Researchers examined two rural and two urban communities where students received federally financed abstinence education in the elementary and early middle school grades. Half of the more than 2,000 students studied remained abstinent. But, among the students who had sex, the median age of first intercourse, 14 years and 9 months, was about the same, regardless of whether the student had attended an abstinence program. (“Abstinence Programs Don’t Work, Largest Study to Date Concludes,” April 18, 2007.)
The two groups also tended to have the same number of sexual partners, and used contraception at the same rate.
‘Bleak’ Future
U.S. Rep. Henry A. Waxman, D-Calif., an opponent of abstinence-only sex education programs and the chairman of the House Oversight and Government Reform Committee, immediately issued a statement saying that the study, released April 13, shows such programs are ineffective and should not be funded by the federal government.
“This data supports what a growing body of public-health evidence has indicated: Abstinence-only programs don’t protect teen health,” he said in the statement. “In short, American taxpayers appear to have paid over $1 billion in federal dollars for programs that have no impact.”
The state block-grant program, known formally as the Title V, Section 510 grants of the 1996 welfare-reform act, began in fiscal 1997 and has been extended for 10 years. It is set to expire this year.
Since 1997, the federal government has given $50 million a year to states through the grant program, administered by the U.S. Department of Health and Human Services through the Administration for Children and Families. States match $3 out of every $4 they receive and distribute the money to public and private agencies for programs that teach students that they should remain sexually abstinent until marriage.
Robert E. Rector, a senior research fellow at the Heritage Foundation, a Washington think tank, said in his own statement that the study was flawed because it looked at old programs and the students in the programs received little or no follow-up support of the abstinence message.
Mr. Rector, working with former U.S. Sen. Lauch Faircloth, a Republican from North Carolina, was one of the original crafters of the federal abstinence-education program.
“This is really a debate about values,” Mr. Rector said in an interview last week. “If it’s a forthright debate about values, then [the state grant program] will do just fine.”
But Mr. Rector said he was pessimistic about the future of the program he helped create, calling the outlook for it “bleak.”
“I think there will be a strong effort to change the programs to be abstinence in name only, and it may very well be successful,” he said.
James Wagoner, the president of Advocates for Youth, a Washington organization that supports comprehensive sex education that includes information about contraception, said he hoped that the report would bring federal abstinence funding to an end.
Improvements?
“There is an extraordinary litany of reports and findings that should have stopped these programs dead in their tracks seven years ago,” Mr.

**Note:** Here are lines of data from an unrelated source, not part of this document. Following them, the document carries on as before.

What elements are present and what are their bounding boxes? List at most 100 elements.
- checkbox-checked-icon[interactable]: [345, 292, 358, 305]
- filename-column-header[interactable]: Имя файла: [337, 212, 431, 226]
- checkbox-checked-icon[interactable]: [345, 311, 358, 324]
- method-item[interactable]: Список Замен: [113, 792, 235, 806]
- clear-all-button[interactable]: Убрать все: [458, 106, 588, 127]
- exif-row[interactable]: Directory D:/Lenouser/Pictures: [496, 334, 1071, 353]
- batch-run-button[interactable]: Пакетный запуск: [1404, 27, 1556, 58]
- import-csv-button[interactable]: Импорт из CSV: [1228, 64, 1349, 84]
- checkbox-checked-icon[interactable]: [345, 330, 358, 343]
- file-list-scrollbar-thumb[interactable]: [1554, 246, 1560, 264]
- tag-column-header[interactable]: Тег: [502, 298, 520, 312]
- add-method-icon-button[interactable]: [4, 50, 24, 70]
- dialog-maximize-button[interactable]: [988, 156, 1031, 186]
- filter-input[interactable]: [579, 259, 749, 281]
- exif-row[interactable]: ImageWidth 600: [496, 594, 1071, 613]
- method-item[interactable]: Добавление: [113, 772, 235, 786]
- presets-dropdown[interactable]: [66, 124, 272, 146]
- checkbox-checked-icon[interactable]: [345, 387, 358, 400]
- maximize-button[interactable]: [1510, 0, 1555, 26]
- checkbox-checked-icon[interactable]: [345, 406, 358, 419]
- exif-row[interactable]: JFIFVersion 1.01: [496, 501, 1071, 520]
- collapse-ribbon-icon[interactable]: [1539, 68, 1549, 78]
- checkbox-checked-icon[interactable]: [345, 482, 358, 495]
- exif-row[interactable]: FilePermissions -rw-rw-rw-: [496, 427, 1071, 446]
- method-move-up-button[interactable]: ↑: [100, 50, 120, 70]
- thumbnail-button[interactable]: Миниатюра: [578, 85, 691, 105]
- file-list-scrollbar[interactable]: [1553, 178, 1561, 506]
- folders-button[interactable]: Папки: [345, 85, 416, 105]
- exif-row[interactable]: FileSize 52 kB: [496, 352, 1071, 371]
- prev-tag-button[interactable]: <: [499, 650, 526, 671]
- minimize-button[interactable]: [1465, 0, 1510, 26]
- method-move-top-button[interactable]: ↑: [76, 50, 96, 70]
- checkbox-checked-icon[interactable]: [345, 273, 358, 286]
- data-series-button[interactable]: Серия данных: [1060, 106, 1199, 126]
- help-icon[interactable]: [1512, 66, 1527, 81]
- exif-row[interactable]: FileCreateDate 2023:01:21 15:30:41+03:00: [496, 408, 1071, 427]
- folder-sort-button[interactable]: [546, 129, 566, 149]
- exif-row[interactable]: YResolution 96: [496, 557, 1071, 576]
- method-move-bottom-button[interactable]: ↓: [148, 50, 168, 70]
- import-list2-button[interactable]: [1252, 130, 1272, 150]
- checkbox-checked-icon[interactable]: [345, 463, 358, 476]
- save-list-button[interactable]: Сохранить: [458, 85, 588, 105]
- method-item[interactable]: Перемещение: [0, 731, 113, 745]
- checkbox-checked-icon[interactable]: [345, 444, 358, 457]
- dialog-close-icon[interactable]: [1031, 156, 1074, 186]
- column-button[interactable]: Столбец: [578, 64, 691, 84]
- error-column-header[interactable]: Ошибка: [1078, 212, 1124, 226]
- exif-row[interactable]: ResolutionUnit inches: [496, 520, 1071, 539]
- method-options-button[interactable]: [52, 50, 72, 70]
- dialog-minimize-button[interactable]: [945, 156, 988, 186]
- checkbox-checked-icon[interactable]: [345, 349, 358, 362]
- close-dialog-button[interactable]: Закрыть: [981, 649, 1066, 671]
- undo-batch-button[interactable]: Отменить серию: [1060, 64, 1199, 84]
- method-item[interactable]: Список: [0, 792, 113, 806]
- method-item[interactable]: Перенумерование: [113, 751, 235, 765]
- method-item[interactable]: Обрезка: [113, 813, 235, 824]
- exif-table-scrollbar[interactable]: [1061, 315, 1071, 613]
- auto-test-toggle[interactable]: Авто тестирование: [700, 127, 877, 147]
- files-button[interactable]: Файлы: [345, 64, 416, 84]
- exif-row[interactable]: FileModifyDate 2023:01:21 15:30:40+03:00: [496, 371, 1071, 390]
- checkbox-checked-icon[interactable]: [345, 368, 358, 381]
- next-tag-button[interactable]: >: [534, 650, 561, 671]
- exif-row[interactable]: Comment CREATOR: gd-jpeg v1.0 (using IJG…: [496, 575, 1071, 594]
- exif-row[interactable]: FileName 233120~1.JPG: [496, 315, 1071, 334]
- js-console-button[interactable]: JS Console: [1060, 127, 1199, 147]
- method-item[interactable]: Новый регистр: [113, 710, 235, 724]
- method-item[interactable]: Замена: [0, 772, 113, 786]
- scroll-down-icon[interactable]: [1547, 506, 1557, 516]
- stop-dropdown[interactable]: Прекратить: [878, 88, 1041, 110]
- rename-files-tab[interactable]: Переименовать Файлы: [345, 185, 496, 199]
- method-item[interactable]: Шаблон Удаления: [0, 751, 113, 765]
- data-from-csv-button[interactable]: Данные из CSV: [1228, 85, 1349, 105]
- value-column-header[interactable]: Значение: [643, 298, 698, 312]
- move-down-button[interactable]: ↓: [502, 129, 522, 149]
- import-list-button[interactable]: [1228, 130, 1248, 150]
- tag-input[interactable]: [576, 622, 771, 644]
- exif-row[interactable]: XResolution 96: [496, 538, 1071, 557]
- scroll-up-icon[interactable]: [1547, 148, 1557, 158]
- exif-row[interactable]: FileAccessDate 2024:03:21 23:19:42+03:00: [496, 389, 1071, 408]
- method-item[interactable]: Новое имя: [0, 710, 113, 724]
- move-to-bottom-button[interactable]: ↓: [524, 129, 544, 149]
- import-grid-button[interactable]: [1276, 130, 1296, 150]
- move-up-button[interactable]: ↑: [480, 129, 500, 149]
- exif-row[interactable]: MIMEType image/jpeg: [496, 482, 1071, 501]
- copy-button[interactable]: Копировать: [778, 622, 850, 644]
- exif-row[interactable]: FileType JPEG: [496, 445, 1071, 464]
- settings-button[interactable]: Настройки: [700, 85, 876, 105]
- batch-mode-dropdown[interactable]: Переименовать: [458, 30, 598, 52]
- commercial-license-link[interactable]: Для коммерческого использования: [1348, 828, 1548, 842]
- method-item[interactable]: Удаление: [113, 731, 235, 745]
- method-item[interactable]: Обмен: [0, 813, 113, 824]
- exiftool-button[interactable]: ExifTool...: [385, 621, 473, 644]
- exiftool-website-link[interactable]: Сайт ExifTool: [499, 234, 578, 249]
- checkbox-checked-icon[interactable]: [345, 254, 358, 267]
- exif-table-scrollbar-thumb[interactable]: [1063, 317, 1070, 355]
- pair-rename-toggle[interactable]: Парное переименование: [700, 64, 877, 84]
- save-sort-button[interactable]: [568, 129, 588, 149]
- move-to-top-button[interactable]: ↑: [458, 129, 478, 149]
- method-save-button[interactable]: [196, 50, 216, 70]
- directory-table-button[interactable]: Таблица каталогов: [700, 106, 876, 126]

Wagoner said. “The evolution of the programs, far from bad to better, has been from bad to worse.”
But others said that they believed abstinence programs could be improved through the findings of the study.
Abstinence programs have already improved and evolved since the early days of the grant program, said Valerie Huber, the executive director of the National Abstinence Education Association, based in Washington. For instance, she said, they focus on consistent reinforcement of their message.
“You can’t give a message once and expect it to stick for the rest of their lives,” she said.
And the Mathematica study noted that students who had positive peer support tended to remain abstinent. That element could possibly be emphasized in future abstinence programs, said Harry Wilson, an associate commissioner for the Family and Youth Services bureau, an agency within the Health and Human Services Department that oversees the programs.
“There’s a whole lot of things that could change as the result of good research,” Mr. Wilson said.